The financial system has become very complex being interlinked over the computerized systems, and if we add the geopolitical situation, it is hard to predict economic events even in closer future like in a month, let alone in 6 months. The market volatility in low-interest rate surroundings is in some way dictated by the interconnections and makes it hard to gain investment returns for savers. Risk investments have significantly grown since 2008. Many investors and insurance companies take real risk investments to generate profit.
Real Risk Investments
Real risk investments sound discouraging, and one might ask why it is so popular. Investors tend to enter the risk and use the confusing market conditions to their benefit. Still, investment advisers seem not to be able to look beyond that theory of uncertainty.
The financial systems are connected on so many levels creating a confusing and complex system which makes it impossible for investment theories to work long-term.
Investment advisers stick to the theory that in today’s circumstances real risk investments are as simple as they can be: you either walk away with or without the money, period. One of the advantages of real risk investments is they don’t depend on either the success or the downfall of the market. In real risk investments, these events are less connected, and if something happens at another place, it will not necessarily influence the investment.
Real risk can generate returns when interest rates are high or when bonds rise in value, whereas the same possibility exists to lose all of it.
Where to Find High-Risk Investments
The market can be accessed by investing in the so-called CAT bonds (Catastrophe bonds). When buying the bonds, the reinsurer underwrites for the insurers who are now partly responsible for CAT risk. These risks include natural disasters like floods, earthquakes, hurricanes, crop damage, etc.
CAT bonds are closely connected to insurance securities and depend on the insurance results. Investors have been trying to find ways to make direct investments to become independent of banks, hence in case the bank is drowning, and it could take all of the investors’ money with it. That happened in 2008 when certain banks were forced to close, and the investors were left with nothing not even being able to reach their reinsurer. A direct contact with the reinsurer would reduce the risk of losing money in obscure events.

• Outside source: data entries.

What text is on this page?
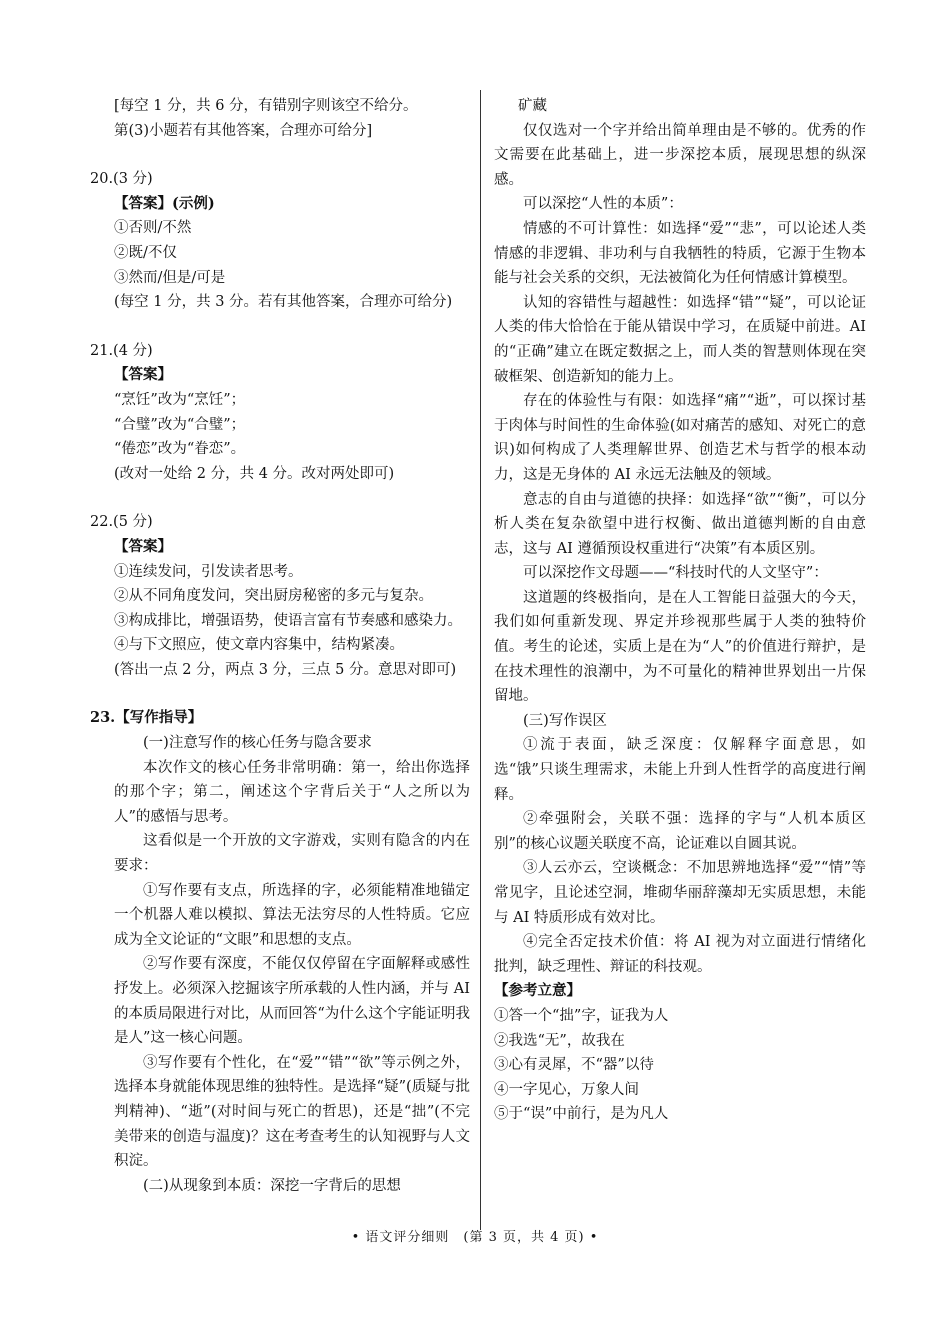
[每空 1 分，共 6 分，有错别字则该空不给分。

第(3)小题若有其他答案，合理亦可给分]

20.(3 分)

【答案】(示例)

①否则/不然

②既/不仅

③然而/但是/可是

(每空 1 分，共 3 分。若有其他答案，合理亦可给分)

21.(4 分)

【答案】

“烹饪”改为“烹饪”；

“合璧”改为“合璧”；

“倦恋”改为“眷恋”。

(改对一处给 2 分，共 4 分。改对两处即可)

22.(5 分)

【答案】

①连续发问，引发读者思考。

②从不同角度发问，突出厨房秘密的多元与复杂。

③构成排比，增强语势，使语言富有节奏感和感染力。

④与下文照应，使文章内容集中，结构紧凑。

(答出一点 2 分，两点 3 分，三点 5 分。意思对即可)

23.【写作指导】

(一)注意写作的核心任务与隐含要求

本次作文的核心任务非常明确：第一，给出你选择的那个字；第二，阐述这个字背后关于“人之所以为人”的感悟与思考。

这看似是一个开放的文字游戏，实则有隐含的内在要求：

①写作要有支点，所选择的字，必须能精准地锚定一个机器人难以模拟、算法无法穷尽的人性特质。它应成为全文论证的“文眼”和思想的支点。

②写作要有深度，不能仅仅停留在字面解释或感性抒发上。必须深入挖掘该字所承载的人性内涵，并与 AI 的本质局限进行对比，从而回答“为什么这个字能证明我是人”这一核心问题。

③写作要有个性化，在“爱”“错”“欲”等示例之外，选择本身就能体现思维的独特性。是选择“疑”(质疑与批判精神)、“逝”(对时间与死亡的哲思)，还是“拙”(不完美带来的创造与温度)？这在考查考生的认知视野与人文积淀。

(二)从现象到本质：深挖一字背后的思想

矿藏

仅仅选对一个字并给出简单理由是不够的。优秀的作文需要在此基础上，进一步深挖本质，展现思想的纵深感。

可以深挖“人性的本质”：

情感的不可计算性：如选择“爱”“悲”，可以论述人类情感的非逻辑、非功利与自我牺牲的特质，它源于生物本能与社会关系的交织，无法被简化为任何情感计算模型。

认知的容错性与超越性：如选择“错”“疑”，可以论证人类的伟大恰恰在于能从错误中学习，在质疑中前进。AI 的“正确”建立在既定数据之上，而人类的智慧则体现在突破框架、创造新知的能力上。

存在的体验性与有限：如选择“痛”“逝”，可以探讨基于肉体与时间性的生命体验(如对痛苦的感知、对死亡的意识)如何构成了人类理解世界、创造艺术与哲学的根本动力，这是无身体的 AI 永远无法触及的领域。

意志的自由与道德的抉择：如选择“欲”“衡”，可以分析人类在复杂欲望中进行权衡、做出道德判断的自由意志，这与 AI 遵循预设权重进行“决策”有本质区别。

可以深挖作文母题——“科技时代的人文坚守”：

这道题的终极指向，是在人工智能日益强大的今天，我们如何重新发现、界定并珍视那些属于人类的独特价值。考生的论述，实质上是在为“人”的价值进行辩护，是在技术理性的浪潮中，为不可量化的精神世界划出一片保留地。

(三)写作误区

①流于表面，缺乏深度：仅解释字面意思，如选“饿”只谈生理需求，未能上升到人性哲学的高度进行阐释。

②牵强附会，关联不强：选择的字与“人机本质区别”的核心议题关联度不高，论证难以自圆其说。

③人云亦云，空谈概念：不加思辨地选择“爱”“情”等常见字，且论述空洞，堆砌华丽辞藻却无实质思想，未能与 AI 特质形成有效对比。

④完全否定技术价值：将 AI 视为对立面进行情绪化批判，缺乏理性、辩证的科技观。

【参考立意】

①答一个“拙”字，证我为人

②我选“无”，故我在

③心有灵犀，不“器”以待

④一字见心，万象人间

⑤于“误”中前行，是为凡人

• 语文评分细则　(第 3 页，共 4 页) •
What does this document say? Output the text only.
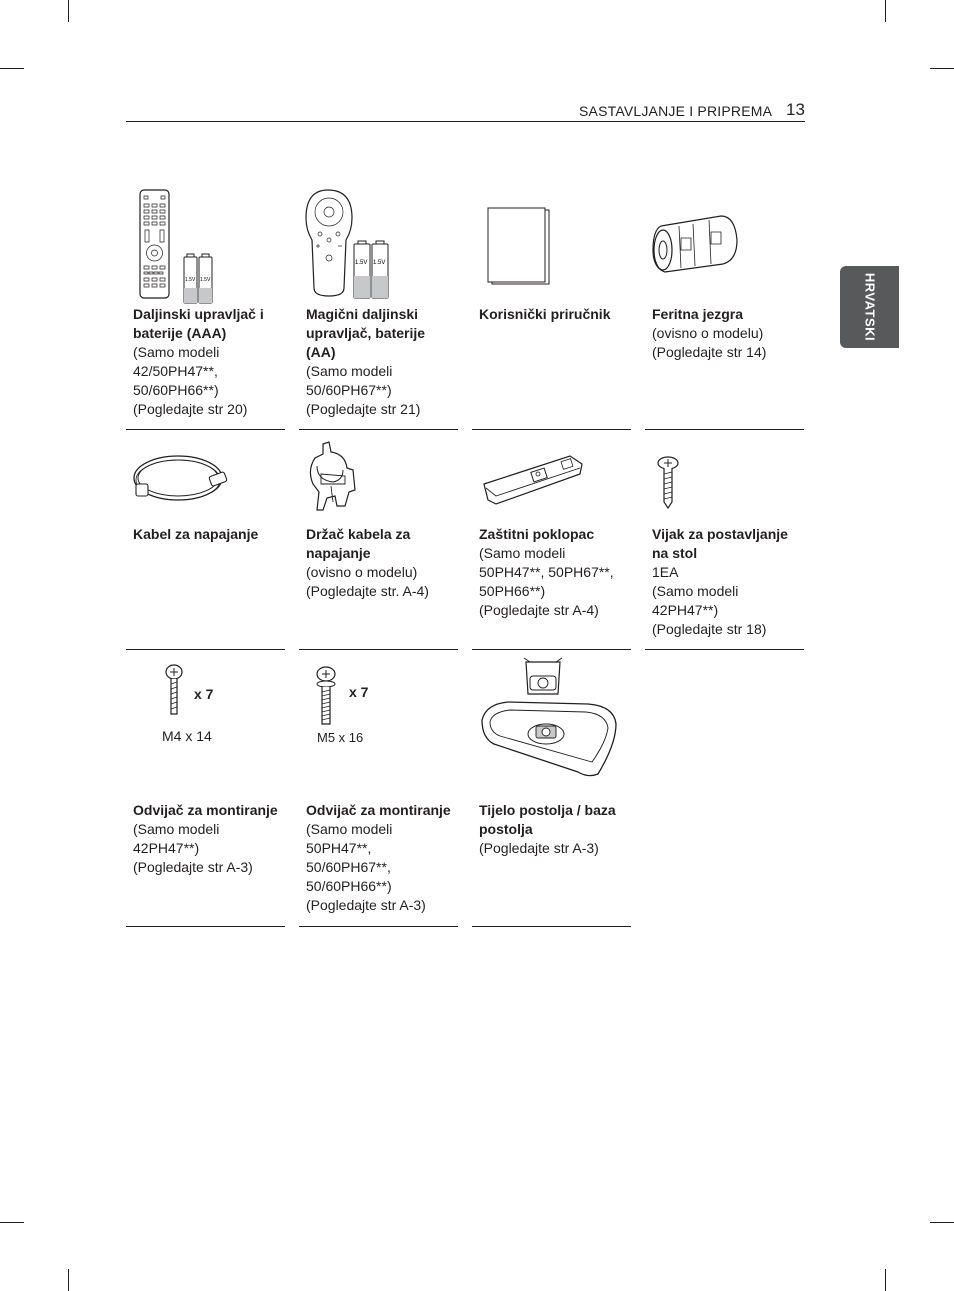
SASTAVLJANJE I PRIPREMA 13
HRVATSKI
1.5V 1.5V
Daljinski upravljač i baterije (AAA)
(Samo modeli
42/50PH47**,
50/60PH66**)
(Pogledajte str 20)
1.5V 1.5V
Magični daljinski upravljač, baterije (AA)
(Samo modeli
50/60PH67**)
(Pogledajte str 21)
Korisnički priručnik	Feritna jezgra
(ovisno o modelu)
(Pogledajte str 14)
Kabel za napajanje	Držač kabela za napajanje
(ovisno o modelu)
(Pogledajte str. A-4)
Zaštitni poklopac
(Samo modeli
50PH47**, 50PH67**,
50PH66**)
(Pogledajte str A-4)
Vijak za postavljanje na stol
1EA
(Samo modeli
42PH47**)
(Pogledajte str 18)
x 7
M4 x 14
Odvijač za montiranje
(Samo modeli
42PH47**)
(Pogledajte str A-3)
x 7
M5 x 16
Odvijač za montiranje
(Samo modeli
50PH47**,
50/60PH67**,
50/60PH66**)
(Pogledajte str A-3)
Tijelo postolja / baza postolja
(Pogledajte str A-3)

When you invest in CAT bonds, including premium, the investment is placed in a trust account. After the expiry of the contract, investors get back the capital, premium, and interest.
Guernsey’s ILS Industry
The ILS sector is the one which administers such businesses. The transactions exclude public consumption. Generally, the transactions are conducted between well-regulated parties, and the risk can amount to dozens of millions of dollars just for a single transaction.
The Guernsey’s ILS sector recorded significant growth lately. The ILS fund is preparing to buy CAT bonds, after consulting with experts, and it will be responsible for reinsurance transactions. Guernsey plans to invest in different reinsurance classes all over the world which will enable generating returns on the basis of consolidation rather than individual events.
Can Future Events Be Predicted After All?
As we said, the confusing system today makes it almost impossible to make any concrete predictions. The stock market cannot easily be predicted, but what is for sure, is that natural disasters will happen sooner or later, which will cause insurance losses. The risk is easy to predict here, and capital will be needed as a backup. Guernsey ILS fund seems ready and willing to take this gamble.